Russia, China and Iran have failed to fully disclose details of their chemical weapons programs and arsenals that are to be destroyed under a 1997 treaty, raising proliferation risks, according to a congressional report.
Russia also is working on new chemical weapons that may circumvent the Chemical Weapons Convention (CWC), according to an investigation by Congress’ General Accounting Office.
The report revealed that many of the 161 signatories to the convention, including Russia and the United States, will not meet a treaty deadline of 2012 for destroying all chemical weapons, such as nerve, blister and blood agents.
The report, to be made public this week and obtained by The Washington Times, was produced for Rep. Duncan Hunter, California Republican and chairman of the House Armed Services Committee.
Russia has failed to provide full details of its chemical agent and weapons inventory as required by the treaty, which mandates complete disclosures of production and development facilities and chemical agent and weapons stocks.
Without elaborating, the report added that Russia is thought to be working on “a new generation of agents that could circumvent the CWC and possibly defeat western detection and protection systems.”
U.S. intelligence officials think that the threat of terrorists obtaining chemical weapons is growing.
“The lack of a credible Russian chemical weapons destruction plan has hindered and may further delay destruction efforts, leaving Russia’s vast chemical weapons arsenal vulnerable to theft or diversion,” the GAO stated.
The report said China “maintains an active chemical weapons research and development program, a possible undeclared chemical weapons stockpile, and weapons-related facilities that were not declared.”
Iran also failed to provide accurate information on its chemical arms and “is seeking to retain and modernize key elements of its chemical weapons program,” and Sudan has a program to develop chemical weapons indigenously, said the report, which credited the State Department with the information on the covert chemical arms activities.
The GAO noted that the Organization for the Prohibition of Chemical Weapons, which is in charge of monitoring the treaty implementation, has had problems in conducting inspections at military and civilian chemical facilities.
Mr.
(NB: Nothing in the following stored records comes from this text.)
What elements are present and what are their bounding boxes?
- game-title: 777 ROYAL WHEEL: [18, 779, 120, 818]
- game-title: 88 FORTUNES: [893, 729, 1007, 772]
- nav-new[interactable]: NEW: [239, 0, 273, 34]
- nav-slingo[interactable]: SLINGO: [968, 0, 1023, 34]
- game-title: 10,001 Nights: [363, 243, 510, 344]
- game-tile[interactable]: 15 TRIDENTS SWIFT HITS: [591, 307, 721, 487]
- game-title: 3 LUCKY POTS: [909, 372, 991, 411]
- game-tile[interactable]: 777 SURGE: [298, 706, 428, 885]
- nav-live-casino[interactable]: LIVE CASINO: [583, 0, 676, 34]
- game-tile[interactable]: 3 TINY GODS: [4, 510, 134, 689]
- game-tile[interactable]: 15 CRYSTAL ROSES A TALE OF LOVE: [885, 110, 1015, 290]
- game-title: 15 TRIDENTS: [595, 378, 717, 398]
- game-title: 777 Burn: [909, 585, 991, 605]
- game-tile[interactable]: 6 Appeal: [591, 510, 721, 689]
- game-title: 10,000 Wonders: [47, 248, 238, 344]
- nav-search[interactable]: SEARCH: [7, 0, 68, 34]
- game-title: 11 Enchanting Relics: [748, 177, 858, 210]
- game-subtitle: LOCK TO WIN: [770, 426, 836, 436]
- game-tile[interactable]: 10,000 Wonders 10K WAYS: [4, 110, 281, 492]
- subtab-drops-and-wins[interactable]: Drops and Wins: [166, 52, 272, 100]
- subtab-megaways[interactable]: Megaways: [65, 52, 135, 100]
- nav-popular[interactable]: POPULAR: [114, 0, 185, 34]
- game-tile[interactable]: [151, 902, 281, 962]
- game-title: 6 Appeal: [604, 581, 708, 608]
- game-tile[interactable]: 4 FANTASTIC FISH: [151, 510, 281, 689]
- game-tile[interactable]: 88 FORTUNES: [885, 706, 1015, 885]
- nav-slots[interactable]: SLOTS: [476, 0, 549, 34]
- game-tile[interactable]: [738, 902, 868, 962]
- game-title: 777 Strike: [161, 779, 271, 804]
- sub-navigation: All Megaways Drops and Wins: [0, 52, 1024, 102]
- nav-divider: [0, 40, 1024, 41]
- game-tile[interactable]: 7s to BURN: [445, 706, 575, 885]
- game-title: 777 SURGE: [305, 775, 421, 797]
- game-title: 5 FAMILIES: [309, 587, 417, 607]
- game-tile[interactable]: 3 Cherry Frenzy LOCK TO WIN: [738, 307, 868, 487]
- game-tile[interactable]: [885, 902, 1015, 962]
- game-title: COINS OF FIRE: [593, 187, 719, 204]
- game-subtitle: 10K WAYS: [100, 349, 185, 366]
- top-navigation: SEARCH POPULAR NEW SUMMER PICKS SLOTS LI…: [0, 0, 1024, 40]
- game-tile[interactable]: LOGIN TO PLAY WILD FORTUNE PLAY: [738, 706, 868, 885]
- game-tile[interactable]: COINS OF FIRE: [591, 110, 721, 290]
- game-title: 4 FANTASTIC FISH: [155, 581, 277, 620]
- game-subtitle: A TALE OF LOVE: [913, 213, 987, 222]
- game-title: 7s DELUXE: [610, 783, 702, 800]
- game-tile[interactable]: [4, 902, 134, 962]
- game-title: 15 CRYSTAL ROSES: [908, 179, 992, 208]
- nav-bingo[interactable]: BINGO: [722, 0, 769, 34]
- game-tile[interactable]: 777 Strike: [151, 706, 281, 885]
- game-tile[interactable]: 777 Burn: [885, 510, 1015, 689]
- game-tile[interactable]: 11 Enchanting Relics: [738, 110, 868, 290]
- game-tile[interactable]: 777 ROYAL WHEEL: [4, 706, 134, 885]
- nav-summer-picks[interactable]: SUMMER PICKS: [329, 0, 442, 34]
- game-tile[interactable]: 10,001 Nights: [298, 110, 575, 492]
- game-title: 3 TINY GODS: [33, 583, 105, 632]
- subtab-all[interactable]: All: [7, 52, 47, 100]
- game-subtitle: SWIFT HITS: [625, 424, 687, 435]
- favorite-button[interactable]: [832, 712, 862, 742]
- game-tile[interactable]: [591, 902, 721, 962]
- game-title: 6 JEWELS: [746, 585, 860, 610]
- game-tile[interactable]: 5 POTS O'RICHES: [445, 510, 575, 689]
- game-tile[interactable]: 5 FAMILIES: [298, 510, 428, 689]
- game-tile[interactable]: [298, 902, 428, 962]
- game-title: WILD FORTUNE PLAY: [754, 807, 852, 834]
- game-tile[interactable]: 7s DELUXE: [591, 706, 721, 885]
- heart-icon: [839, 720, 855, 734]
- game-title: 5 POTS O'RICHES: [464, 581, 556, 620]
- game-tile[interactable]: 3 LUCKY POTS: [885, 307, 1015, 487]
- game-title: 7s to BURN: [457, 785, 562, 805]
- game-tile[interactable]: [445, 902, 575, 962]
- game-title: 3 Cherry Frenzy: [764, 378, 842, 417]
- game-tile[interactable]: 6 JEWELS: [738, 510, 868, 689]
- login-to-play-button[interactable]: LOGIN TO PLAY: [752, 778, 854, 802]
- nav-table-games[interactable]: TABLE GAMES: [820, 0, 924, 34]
Hunter said Moscow is abusing assistance in eliminating chemical weapons.
“The facility we have built them is sufficient to destroy their entire nerve gas stockpile,” he said. “Instead, they look at the plant and see the large number of jobs it created. Some Russians keep arguing that U.S. taxpayers should duplicate the plant in other locations around Russia.”
Russia has been offered $585 million for chemical destruction from the United States, Germany and other nations, the reports said.
As of September, Russia had one operational destruction facility and had destroyed 1.1 percent of its 40,000 metric tons of chemical weapons. The United States has destroyed 25 percent of its chemical arms, said the report, noting that Russia and the United States hold more than 95 percent of the world’s declared stocks.
Less than 40 percent of the signatories to the convention have passed laws that criminalize chemical weapons activities, the report said.